Cómo se llegó a esta extraña situación, la de un soldado sin armas en primera línea, es algo que la película solo resuelve a medias, a través de la precipitada escena de un Consejo de guerra contra Doss - por negarse a cumplir la orden de tomar un fúsil - con una tópica resolución a su favor de última hora. Resumamos: a Doss se le deja entrar en el Ejército, con la condición, impuesta por él mismo, de no tocar un arma. El Ejército parece que acepta, pero después, el día que se va a licenciar - y a casarse, para más inri - se le encarcela por desobediente. Después de haber pasado meses de instrucción y de haber soportado agresiones por parte de muchos compañeros. Muy dramático todo, pero poco creíble. Después, con todo resuelto, se le dejará ir a la guerra, a realizar toda clase de heroicidades. Pero yo me pregunto: ¿no existían miles de puestos en la retaguardia, de intendencia, de comunicaciones... que podían ser compatibles con el no uso de armamento? ¿por qué tiene que ir este hombre a primera línea? En cualquier caso pronto demostrará que no es un hombre, sino un ángel y en una serie de acciones temerarias e increíbles, pasando por delante de las líneas japonesas en repetidas ocasiones, entrando en solitario en sus túneles, como Pedro por su casa, conseguirá rescatar a setenta y cinco compañeros heridos, a los que salva de una muerte segura.
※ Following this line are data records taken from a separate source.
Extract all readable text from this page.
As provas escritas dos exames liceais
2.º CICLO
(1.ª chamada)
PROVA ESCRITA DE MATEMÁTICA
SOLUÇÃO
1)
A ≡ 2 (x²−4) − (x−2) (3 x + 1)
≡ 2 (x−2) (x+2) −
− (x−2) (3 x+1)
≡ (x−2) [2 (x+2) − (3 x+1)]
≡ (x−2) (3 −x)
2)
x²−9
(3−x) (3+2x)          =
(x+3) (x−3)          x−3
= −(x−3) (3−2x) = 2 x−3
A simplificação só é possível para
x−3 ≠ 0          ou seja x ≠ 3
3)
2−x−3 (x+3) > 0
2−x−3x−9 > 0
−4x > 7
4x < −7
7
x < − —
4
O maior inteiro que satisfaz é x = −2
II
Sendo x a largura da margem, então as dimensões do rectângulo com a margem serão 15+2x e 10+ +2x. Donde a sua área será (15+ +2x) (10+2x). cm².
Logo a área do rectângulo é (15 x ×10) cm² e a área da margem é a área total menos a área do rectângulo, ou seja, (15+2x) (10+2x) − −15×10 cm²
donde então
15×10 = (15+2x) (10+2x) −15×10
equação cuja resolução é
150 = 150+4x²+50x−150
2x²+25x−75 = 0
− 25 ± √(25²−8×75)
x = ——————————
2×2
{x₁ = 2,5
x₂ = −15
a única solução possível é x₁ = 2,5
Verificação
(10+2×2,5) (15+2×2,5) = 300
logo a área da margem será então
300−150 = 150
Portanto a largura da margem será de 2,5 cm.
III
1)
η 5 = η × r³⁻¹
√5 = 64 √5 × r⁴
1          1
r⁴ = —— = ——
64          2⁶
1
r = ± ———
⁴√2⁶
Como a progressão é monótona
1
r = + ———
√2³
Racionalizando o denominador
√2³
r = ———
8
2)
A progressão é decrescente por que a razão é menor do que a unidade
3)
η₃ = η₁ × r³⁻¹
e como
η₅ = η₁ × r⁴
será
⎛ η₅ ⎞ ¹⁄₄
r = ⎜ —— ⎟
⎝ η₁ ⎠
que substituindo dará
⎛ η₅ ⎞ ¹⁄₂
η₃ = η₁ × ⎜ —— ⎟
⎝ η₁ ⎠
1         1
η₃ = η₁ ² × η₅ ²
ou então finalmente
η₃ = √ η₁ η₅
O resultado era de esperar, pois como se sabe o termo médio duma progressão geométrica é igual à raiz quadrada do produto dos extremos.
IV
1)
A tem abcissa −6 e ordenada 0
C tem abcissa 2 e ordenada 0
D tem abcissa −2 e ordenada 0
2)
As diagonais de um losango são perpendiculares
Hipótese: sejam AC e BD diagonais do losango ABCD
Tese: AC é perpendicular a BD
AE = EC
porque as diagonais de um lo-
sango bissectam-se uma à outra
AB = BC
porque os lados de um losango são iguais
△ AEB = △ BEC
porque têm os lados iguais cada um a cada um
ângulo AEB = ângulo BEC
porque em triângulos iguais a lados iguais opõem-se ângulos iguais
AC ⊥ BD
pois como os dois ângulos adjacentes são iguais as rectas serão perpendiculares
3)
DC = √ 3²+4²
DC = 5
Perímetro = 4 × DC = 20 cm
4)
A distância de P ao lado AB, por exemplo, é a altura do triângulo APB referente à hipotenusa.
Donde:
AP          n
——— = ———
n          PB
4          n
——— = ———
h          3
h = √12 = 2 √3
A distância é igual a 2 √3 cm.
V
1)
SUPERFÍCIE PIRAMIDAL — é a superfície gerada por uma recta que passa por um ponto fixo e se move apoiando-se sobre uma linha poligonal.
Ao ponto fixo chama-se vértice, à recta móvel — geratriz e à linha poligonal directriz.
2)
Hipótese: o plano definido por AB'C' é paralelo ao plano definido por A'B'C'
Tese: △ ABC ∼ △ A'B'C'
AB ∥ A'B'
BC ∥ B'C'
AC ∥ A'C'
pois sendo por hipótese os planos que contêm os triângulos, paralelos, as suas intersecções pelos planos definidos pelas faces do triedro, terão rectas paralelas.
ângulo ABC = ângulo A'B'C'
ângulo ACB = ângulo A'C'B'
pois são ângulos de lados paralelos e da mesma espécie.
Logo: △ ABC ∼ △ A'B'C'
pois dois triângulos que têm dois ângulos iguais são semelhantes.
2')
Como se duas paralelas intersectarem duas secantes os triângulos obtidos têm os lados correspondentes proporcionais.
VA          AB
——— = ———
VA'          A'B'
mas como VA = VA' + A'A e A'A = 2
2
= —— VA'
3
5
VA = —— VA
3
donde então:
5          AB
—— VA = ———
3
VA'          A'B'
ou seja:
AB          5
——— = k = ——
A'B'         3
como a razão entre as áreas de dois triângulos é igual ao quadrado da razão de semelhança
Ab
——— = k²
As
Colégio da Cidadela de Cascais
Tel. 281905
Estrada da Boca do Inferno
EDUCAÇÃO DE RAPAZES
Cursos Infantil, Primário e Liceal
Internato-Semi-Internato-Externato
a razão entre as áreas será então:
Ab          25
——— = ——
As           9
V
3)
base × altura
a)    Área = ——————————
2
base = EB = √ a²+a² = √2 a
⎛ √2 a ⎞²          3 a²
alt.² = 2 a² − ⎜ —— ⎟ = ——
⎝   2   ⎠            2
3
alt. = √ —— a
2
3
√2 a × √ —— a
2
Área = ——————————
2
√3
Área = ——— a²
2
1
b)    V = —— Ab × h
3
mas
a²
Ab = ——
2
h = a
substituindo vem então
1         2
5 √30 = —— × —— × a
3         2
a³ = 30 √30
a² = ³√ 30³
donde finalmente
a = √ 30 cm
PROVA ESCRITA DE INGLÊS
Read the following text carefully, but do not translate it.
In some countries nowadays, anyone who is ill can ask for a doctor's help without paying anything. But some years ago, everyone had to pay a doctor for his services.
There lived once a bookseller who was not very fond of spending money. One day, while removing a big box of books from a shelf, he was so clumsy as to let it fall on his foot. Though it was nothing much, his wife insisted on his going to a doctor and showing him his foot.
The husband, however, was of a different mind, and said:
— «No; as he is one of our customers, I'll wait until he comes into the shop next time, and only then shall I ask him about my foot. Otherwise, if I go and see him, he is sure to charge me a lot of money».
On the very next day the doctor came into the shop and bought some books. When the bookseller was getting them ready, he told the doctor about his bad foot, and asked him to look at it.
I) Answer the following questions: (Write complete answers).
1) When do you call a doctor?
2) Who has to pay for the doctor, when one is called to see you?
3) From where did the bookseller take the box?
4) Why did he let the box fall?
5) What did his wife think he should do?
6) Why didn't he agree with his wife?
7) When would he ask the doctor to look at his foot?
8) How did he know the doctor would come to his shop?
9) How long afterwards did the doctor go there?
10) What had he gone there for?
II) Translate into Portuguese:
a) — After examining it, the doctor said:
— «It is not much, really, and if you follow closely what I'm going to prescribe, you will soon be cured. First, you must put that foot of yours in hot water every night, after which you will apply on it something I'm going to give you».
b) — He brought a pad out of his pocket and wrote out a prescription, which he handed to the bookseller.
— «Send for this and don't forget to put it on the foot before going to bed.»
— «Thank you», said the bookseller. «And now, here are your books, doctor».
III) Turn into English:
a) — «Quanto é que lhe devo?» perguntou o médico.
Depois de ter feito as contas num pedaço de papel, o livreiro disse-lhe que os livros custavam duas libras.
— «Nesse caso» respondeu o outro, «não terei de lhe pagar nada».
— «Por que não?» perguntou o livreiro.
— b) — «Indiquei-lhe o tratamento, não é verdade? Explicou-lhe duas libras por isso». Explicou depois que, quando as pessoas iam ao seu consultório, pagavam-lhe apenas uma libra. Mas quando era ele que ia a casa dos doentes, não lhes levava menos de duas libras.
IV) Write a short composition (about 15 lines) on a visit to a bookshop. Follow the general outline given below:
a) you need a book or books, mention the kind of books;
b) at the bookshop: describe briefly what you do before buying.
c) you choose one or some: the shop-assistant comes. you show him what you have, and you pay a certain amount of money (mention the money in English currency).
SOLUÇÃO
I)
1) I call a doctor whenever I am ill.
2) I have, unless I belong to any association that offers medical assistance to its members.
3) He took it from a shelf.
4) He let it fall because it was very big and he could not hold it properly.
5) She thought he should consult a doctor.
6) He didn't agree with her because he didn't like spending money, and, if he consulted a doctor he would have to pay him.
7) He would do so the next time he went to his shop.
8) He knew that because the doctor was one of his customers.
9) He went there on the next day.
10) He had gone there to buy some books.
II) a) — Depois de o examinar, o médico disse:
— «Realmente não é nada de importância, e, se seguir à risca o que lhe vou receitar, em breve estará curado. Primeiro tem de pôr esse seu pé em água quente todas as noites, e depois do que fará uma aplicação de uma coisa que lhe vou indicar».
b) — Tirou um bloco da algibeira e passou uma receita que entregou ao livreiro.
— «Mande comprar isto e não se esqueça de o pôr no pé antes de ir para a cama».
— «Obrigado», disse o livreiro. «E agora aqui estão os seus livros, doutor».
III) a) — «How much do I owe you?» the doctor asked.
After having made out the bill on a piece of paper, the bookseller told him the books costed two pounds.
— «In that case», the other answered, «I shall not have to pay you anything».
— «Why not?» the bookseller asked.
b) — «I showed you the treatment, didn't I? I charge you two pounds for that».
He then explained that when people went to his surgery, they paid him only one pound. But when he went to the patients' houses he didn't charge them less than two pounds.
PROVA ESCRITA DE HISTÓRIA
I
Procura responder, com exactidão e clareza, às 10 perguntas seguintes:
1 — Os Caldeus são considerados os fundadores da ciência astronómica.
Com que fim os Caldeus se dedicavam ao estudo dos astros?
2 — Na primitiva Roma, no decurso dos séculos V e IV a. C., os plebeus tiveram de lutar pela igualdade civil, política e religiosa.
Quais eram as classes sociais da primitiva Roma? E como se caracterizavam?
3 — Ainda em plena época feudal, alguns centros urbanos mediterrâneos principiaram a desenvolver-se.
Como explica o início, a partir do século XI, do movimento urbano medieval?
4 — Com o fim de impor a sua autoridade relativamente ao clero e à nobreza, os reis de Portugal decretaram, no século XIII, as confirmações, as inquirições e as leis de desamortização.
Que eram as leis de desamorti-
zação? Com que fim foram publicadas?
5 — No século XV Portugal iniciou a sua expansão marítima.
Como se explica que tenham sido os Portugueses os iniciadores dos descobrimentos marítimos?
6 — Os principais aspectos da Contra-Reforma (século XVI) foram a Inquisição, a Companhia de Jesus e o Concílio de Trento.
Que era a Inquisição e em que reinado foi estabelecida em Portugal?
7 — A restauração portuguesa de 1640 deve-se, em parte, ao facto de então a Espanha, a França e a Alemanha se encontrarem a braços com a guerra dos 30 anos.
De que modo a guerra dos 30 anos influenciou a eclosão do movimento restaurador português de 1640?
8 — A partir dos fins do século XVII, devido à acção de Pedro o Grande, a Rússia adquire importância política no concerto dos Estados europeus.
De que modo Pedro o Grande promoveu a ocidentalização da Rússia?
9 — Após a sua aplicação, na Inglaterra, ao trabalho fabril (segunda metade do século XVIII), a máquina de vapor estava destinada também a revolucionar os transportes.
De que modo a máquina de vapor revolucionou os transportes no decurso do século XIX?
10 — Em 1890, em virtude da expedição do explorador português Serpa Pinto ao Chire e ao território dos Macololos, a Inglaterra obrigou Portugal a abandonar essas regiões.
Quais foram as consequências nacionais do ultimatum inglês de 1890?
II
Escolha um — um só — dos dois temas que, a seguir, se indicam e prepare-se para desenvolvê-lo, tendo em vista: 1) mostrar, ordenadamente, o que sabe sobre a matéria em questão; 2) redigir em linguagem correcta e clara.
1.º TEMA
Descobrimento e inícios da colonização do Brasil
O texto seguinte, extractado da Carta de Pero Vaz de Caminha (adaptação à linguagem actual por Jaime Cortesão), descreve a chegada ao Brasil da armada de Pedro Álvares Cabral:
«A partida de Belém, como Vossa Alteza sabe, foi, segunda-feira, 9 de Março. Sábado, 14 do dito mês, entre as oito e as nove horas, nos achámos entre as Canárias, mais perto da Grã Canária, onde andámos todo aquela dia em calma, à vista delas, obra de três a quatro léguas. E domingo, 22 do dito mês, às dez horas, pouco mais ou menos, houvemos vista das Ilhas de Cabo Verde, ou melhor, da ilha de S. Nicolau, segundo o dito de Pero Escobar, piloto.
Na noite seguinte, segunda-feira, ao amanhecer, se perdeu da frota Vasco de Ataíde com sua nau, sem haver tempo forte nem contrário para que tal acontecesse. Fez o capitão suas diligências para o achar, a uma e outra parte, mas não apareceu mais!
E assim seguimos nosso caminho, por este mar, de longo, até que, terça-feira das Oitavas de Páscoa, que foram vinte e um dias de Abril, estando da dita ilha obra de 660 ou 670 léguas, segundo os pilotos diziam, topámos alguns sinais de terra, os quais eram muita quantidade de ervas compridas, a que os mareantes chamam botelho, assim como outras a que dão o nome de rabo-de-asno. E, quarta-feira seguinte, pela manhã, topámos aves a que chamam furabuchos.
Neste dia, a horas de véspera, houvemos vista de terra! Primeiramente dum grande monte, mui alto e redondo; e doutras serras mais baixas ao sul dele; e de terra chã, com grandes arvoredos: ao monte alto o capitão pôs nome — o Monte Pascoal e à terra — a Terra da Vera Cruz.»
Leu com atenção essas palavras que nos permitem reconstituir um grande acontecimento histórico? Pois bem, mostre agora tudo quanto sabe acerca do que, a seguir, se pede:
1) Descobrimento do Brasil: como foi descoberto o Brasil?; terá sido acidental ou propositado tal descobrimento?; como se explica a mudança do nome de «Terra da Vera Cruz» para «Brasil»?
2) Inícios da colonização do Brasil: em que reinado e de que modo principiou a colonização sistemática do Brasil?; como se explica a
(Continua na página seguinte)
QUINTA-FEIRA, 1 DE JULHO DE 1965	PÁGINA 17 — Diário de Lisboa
Nadie pone en duda los méritos de Desmond Doss en la Guerra del Pacífico. La medalla del Congreso no es para cualquiera. Lo que sí es cuestionable es la manera de Mel Gibson de plasmarlos en la pantalla, apareciendo el protagonista prácticamente como un enviado de Cristo en la Tierra dedicado a rescatar almas del fondo del peor de los infiernos. Tampoco ayuda demasiado el retrato que se hace de Desmond, como alguien demasiado perfecto, sin matices y sin la más mínima arista, un hombre íntegro y con las ideas tan claras que nadie es capaz de removerlas en lo más mínimo, se den las circunstancias cómo se den. Andrew Garfield realiza una interpretación solvente - que recuerda mucho al también sufriente y desprendido personaje cristiano de Silencio, de Martin Scorsese - pero limitada por lo ya dicho, por la imposibilidad de explorar algún aspecto contradictorio - todo el mundo lo tiene - en el armazón religioso que regula su existencia.
Obviando la suspensión en la credibilidad que se produce en demasiados momentos de la trama, Hasta el último hombre, está realizada en un estilo clásico que es agradable para cualquier espectador. Abunda en tópicos, pero la dirección solvente de Gibson sabe cómo mostrarlos para que parezcan algo novedoso. Respecto a las escenas de batalla, son muy espectaculares al principio, pero se van desinflando en cuanto van transcurriendo los minutos. El problema es que, a pesar de la violencia y la brutalidad mostradas, el director es incapaz de ofrecer algo que verdaderamente estremezca, como si logró Spielberg en su celebérrima Salvar al soldado Ryan. Sobran algunos momentos ridículos - pocos - , más propios de una película de Chuck Norris que de una representación hiperrealista de una de las grandes batallas de la Segunda Guerra Mundial. Quizá el principal lastre de la película de Gibson sea el querer honrar en demasía a su país y a cierta manera de entender la religión y por el camino se deje por el camino la necesaria mirada crítica y desapasionada al verdadero significado de una batalla para el soldado de a pie: una matanza horrible, cruel y sin sentido que ahoga en minutos cualquier atisbo de idealismo.